The WCJ by developing the record in the form of his letter/interrogatory directed the AME to identify and describe in detail all the combined industrial and non-industrial issues or activities that were allegedly the cause of the Applicant’s psychological injury. The WCJ directed the AME to separately assign a percentage figure and not combine percentages related to multiple factors. This approach resulted in a clear roadmap for the trier of fact to determine which of the discrete individual activities were “actual events” and in turn if those “actual events” were legitimate non-discriminatory, good faith personnel actions.
It is suggested that the analytical approach formulated by the WCJ in his letter/interrogatory to the AME in this case may be a useful tool by the parties in drafting letters to reporting physicians in resolving the challenging and perplexing dual causation elements required by Rolda.
It is also important to note that the “good faith personnel action defense” and the Rolda multi-level analysis are still applicable notwithstanding SB863 and the changes to Labor Code § 4660.1(c)(1) attempting to limit permanent disability compensation for sleep disorders, sexual disorders, and psychological/psychiatric disorders which develop as a “compensable consequence” of physical injuries.
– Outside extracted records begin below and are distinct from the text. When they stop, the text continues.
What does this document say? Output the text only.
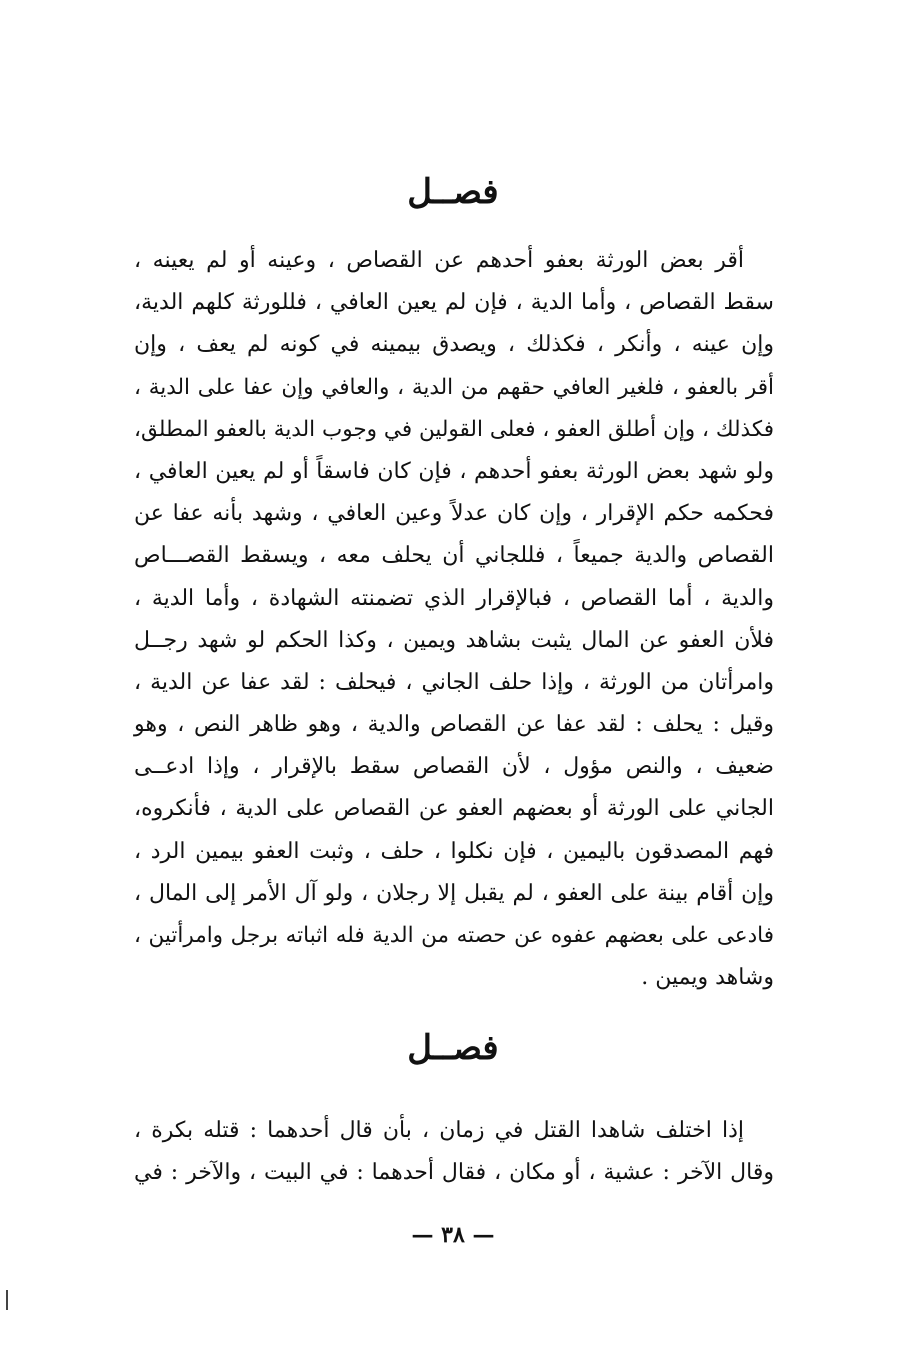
فصــل
أقر بعض الورثة بعفو أحدهم عن القصاص ، وعينه أو لم يعينه ،
سقط القصاص ، وأما الدية ، فإن لم يعين العافي ، فللورثة كلهم الدية،
وإن عينه ، وأنكر ، فكذلك ، ويصدق بيمينه في كونه لم يعف ، وإن
أقر بالعفو ، فلغير العافي حقهم من الدية ، والعافي وإن عفا على الدية ،
فكذلك ، وإن أطلق العفو ، فعلى القولين في وجوب الدية بالعفو المطلق،
ولو شهد بعض الورثة بعفو أحدهم ، فإن كان فاسقاً أو لم يعين العافي ،
فحكمه حكم الإقرار ، وإن كان عدلاً وعين العافي ، وشهد بأنه عفا عن
القصاص والدية جميعاً ، فللجاني أن يحلف معه ، ويسقط القصـــاص
والدية ، أما القصاص ، فبالإقرار الذي تضمنته الشهادة ، وأما الدية ،
فلأن العفو عن المال يثبت بشاهد ويمين ، وكذا الحكم لو شهد رجــل
وامرأتان من الورثة ، وإذا حلف الجاني ، فيحلف : لقد عفا عن الدية ،
وقيل : يحلف : لقد عفا عن القصاص والدية ، وهو ظاهر النص ، وهو
ضعيف ، والنص مؤول ، لأن القصاص سقط بالإقرار ، وإذا ادعــى
الجاني على الورثة أو بعضهم العفو عن القصاص على الدية ، فأنكروه،
فهم المصدقون باليمين ، فإن نكلوا ، حلف ، وثبت العفو بيمين الرد ،
وإن أقام بينة على العفو ، لم يقبل إلا رجلان ، ولو آل الأمر إلى المال ،
فادعى على بعضهم عفوه عن حصته من الدية فله اثباته برجل وامرأتين ،
وشاهد ويمين .
فصــل
إذا اختلف شاهدا القتل في زمان ، بأن قال أحدهما : قتله بكرة ،
وقال الآخر : عشية ، أو مكان ، فقال أحدهما : في البيت ، والآخر : في
— ٣٨ —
For other recent cases involving application of the Rolda analysis see: Gambina v. WCAB (2013) 78 Cal. Comp. Cases 1225; 2013 Cal. Wrk. Comp. LEXIS 170 (writ denied); McKinney v. WCAB (2014) 79 Cal. Comp. Cases 1456; 2014 Cal. Wrk. Comp. LEXIS 137 (writ denied); Slack v. Cottage Health System (2014) 2014 Cal. Wrk. Comp. P.D. LEXIS 207 (WCAB panel decision); County of Sacramento v. WCAB (Brooks) (2013) 215 Cal.App.4th 785; 2013 Cal. App. LEXIS 311; 78 Cal.Comp.Cases 379; 2013 Cal. App. LEXIS 348 (order modifying opinion but no change in judgment); San Francisco Unified School Dist. v. WCAB (2013) 109 Cal.App.4th 1; 2010 Cal. App. LEXIS 1943; 75 Cal.Comp.Cases 1251.
© Copyright 2015 Raymond F. Correio. All rights reserved. Reprinted with permission.
In the last two sentences of the paragraph, above, beginning, "However," you write: However, this one “actual event” of employment only constituted 4% of the causation of applicant’s psychological injury, far short of the 35% to 40% required. “Therefore given the lack of predominate causation due to ‘actual events’ of employment, the Applicant cannot be deemed to have suffered an industrial psychological injury.”
Do you mean "far short of the 51% required"? Just trying to ensure my full understanding.